Recently, Jonathan Spiro has undertaken the Herculean task of recovering the ghost of the conservationist and anti-immigrant racist Madison Grant from a very limited archival record. Spiro’s biography is an invaluable resource that covers, in as much detail as possible, Grant’s life and thought. Although largely forgotten now, in the first half of the twentieth century Grant was a leading figure in the eugenics movement that sterilized thousands of people deemed unfit to reproduce. He was also a prominent advocate of immigration restriction, and he helped southern racists ban miscegenation.1 Like other scholars before him, Spiro argues that Grant arrived at many of his views through the work of such racial scientists as Arthur de Gobineau, Francis Galton, and Houston Stewart Chamberlain.2 While he and other scholars are certainly correct in drawing such a lineage, one unlikely and hitherto unexplored parallel to Grant’s thought specifically, and American eugenics in general, was that of Hungarian cultural critic and later Zionist leader, Max Nordau. By elucidating their intellectual kinship, this paper seeks to reveal the extent to which early twentieth-century transatlantic racial discourse involved widely different actors who were at times unknowingly espousing quite similar racial views for entirely different ends. [End Page 119]

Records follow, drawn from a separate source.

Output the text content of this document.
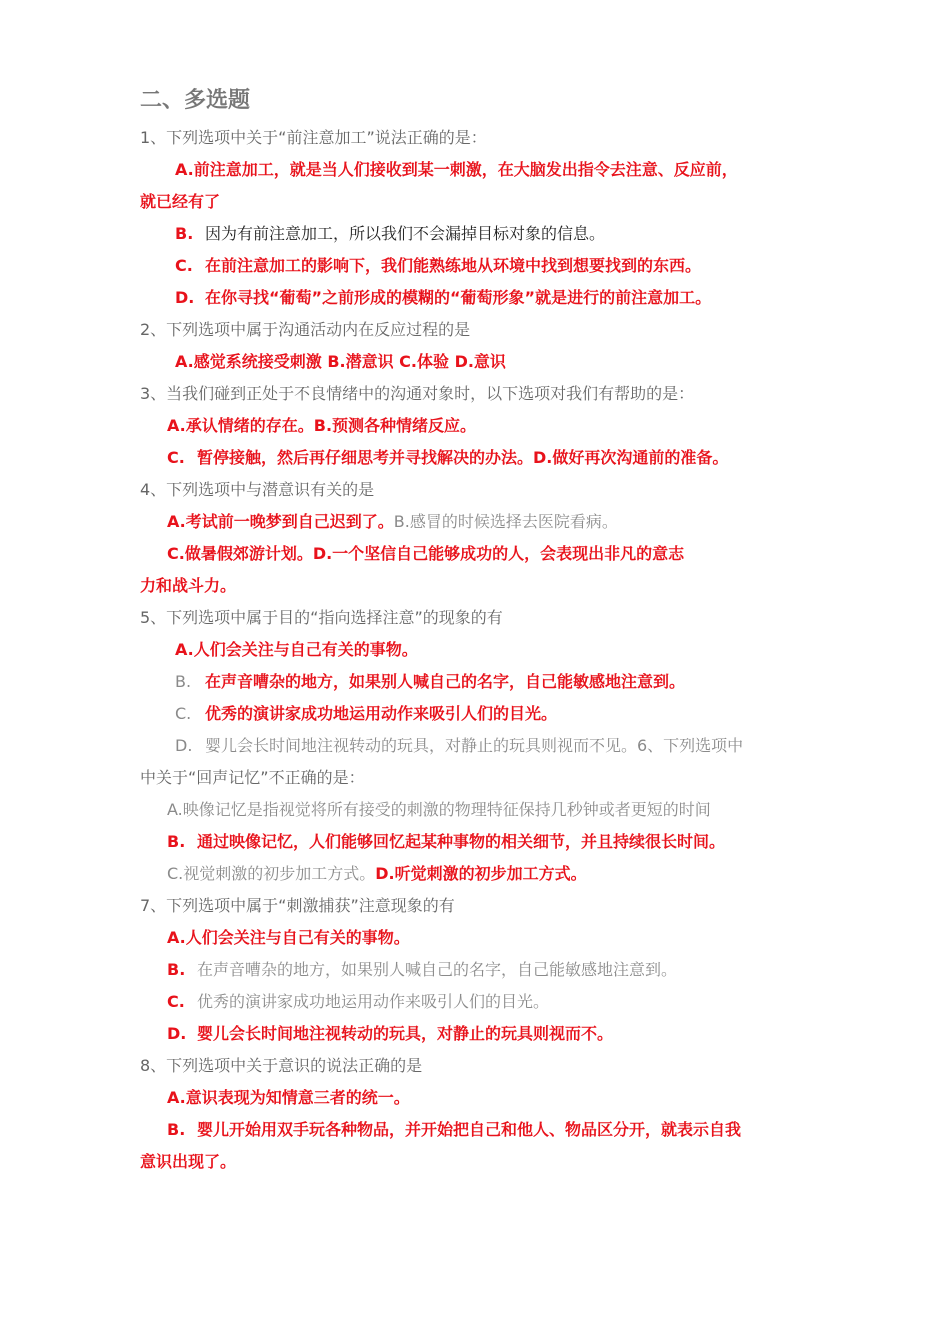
二、多选题
1、下列选项中关于“前注意加工”说法正确的是：
A.前注意加工，就是当人们接收到某一刺激，在大脑发出指令去注意、反应前，
就已经有了
B. 因为有前注意加工，所以我们不会漏掉目标对象的信息。
C. 在前注意加工的影响下，我们能熟练地从环境中找到想要找到的东西。
D. 在你寻找“葡萄”之前形成的模糊的“葡萄形象”就是进行的前注意加工。
2、下列选项中属于沟通活动内在反应过程的是
A.感觉系统接受刺激 B.潜意识 C.体验 D.意识
3、当我们碰到正处于不良情绪中的沟通对象时，以下选项对我们有帮助的是：
A.承认情绪的存在。B.预测各种情绪反应。
C. 暂停接触，然后再仔细思考并寻找解决的办法。D.做好再次沟通前的准备。
4、下列选项中与潜意识有关的是
A.考试前一晚梦到自己迟到了。B.感冒的时候选择去医院看病。
C.做暑假郊游计划。D.一个坚信自己能够成功的人，会表现出非凡的意志
力和战斗力。
5、下列选项中属于目的“指向选择注意”的现象的有
A.人们会关注与自己有关的事物。
B. 在声音嘈杂的地方，如果别人喊自己的名字，自己能敏感地注意到。
C. 优秀的演讲家成功地运用动作来吸引人们的目光。
D. 婴儿会长时间地注视转动的玩具，对静止的玩具则视而不见。6、下列选项中
中关于“回声记忆”不正确的是：
A.映像记忆是指视觉将所有接受的刺激的物理特征保持几秒钟或者更短的时间
B. 通过映像记忆，人们能够回忆起某种事物的相关细节，并且持续很长时间。
C.视觉刺激的初步加工方式。D.听觉刺激的初步加工方式。
7、下列选项中属于“刺激捕获”注意现象的有
A.人们会关注与自己有关的事物。
B. 在声音嘈杂的地方，如果别人喊自己的名字，自己能敏感地注意到。
C. 优秀的演讲家成功地运用动作来吸引人们的目光。
D. 婴儿会长时间地注视转动的玩具，对静止的玩具则视而不。
8、下列选项中关于意识的说法正确的是
A.意识表现为知情意三者的统一。
B. 婴儿开始用双手玩各种物品，并开始把自己和他人、物品区分开，就表示自我
意识出现了。
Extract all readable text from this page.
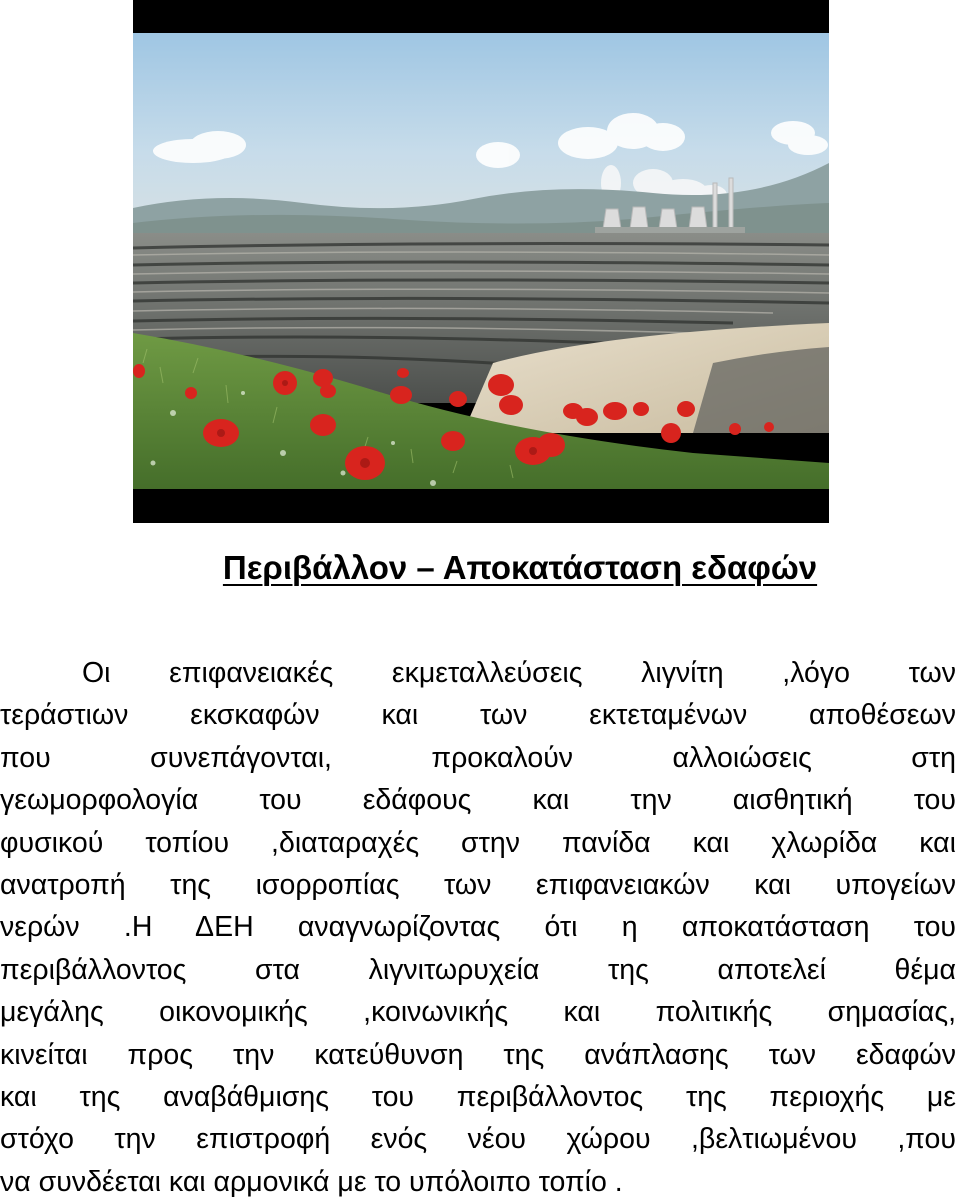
Περιβάλλον – Αποκατάσταση εδαφών
Οι επιφανειακές εκμεταλλεύσεις λιγνίτη ,λόγο των
τεράστιων εκσκαφών και των εκτεταμένων αποθέσεων
που συνεπάγονται, προκαλούν αλλοιώσεις στη
γεωμορφολογία του εδάφους και την αισθητική του
φυσικού τοπίου ,διαταραχές στην πανίδα και χλωρίδα και
ανατροπή της ισορροπίας των επιφανειακών και υπογείων
νερών .Η ΔΕΗ αναγνωρίζοντας ότι η αποκατάσταση του
περιβάλλοντος στα λιγνιτωρυχεία της αποτελεί θέμα
μεγάλης οικονομικής ,κοινωνικής και πολιτικής σημασίας,
κινείται προς την κατεύθυνση της ανάπλασης των εδαφών
και της αναβάθμισης του περιβάλλοντος της περιοχής με
στόχο την επιστροφή ενός νέου χώρου ,βελτιωμένου ,που
να συνδέεται και αρμονικά με το υπόλοιπο τοπίο .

The reasons why Nordau’s name has not appeared in relation to Grant are several. First, there is a lack of biographical material on Madison Grant: much of his personal correspondence was purloined or destroyed.3 Consequently, evidence that Grant had been influenced by or even read Nordau is largely circumstantial and inferential, and cannot be verified through archival documentation. Secondly, despite a recent Nordau renaissance,4 and notwithstanding certain key publications, he still remains a somewhat marginal figure in the narrative of late nineteenth century history, especially in the American context.5 Thirdly, and more importantly, after the death of Theodore Herzl, Nordau became the most prominent leader of the Zionist movement at the beginning of the twentieth century. Certainly, someone as committed to Jewish advancement and Jewish emigration to America as Nordau, was hardly likely to share similar racial views with a white supremacist, anti-immigration propagandist, and vicious anti-Semite like Grant. In fact, the only indirect textual connection between the two thinkers is the verbatim use of one of Nordau’s articles by Grant’s racist disciple Lothrop Stoddard; a connection that has only been explored very briefly in a footnote by Nordau biographer Meir Ben-Horin.6 Otherwise, there has been no attempt to see these two thinkers in the same context. Hence, contrary to current scholarly opinion about both writers, this paper will show that they both operated within the same racial framework. While making no claim here of a direct causal relationship between Nordau and Grant, I do contend that during this period there is enough intellectual crosspollination of racial theories to create a significant, not merely coincidental, overlap of ideas. Simplifying early twentieth-century racial thinking into two distinct camps of non-racists and racists is conceptually flawed, even if, as in this case, the ostensible disparities could not be greater.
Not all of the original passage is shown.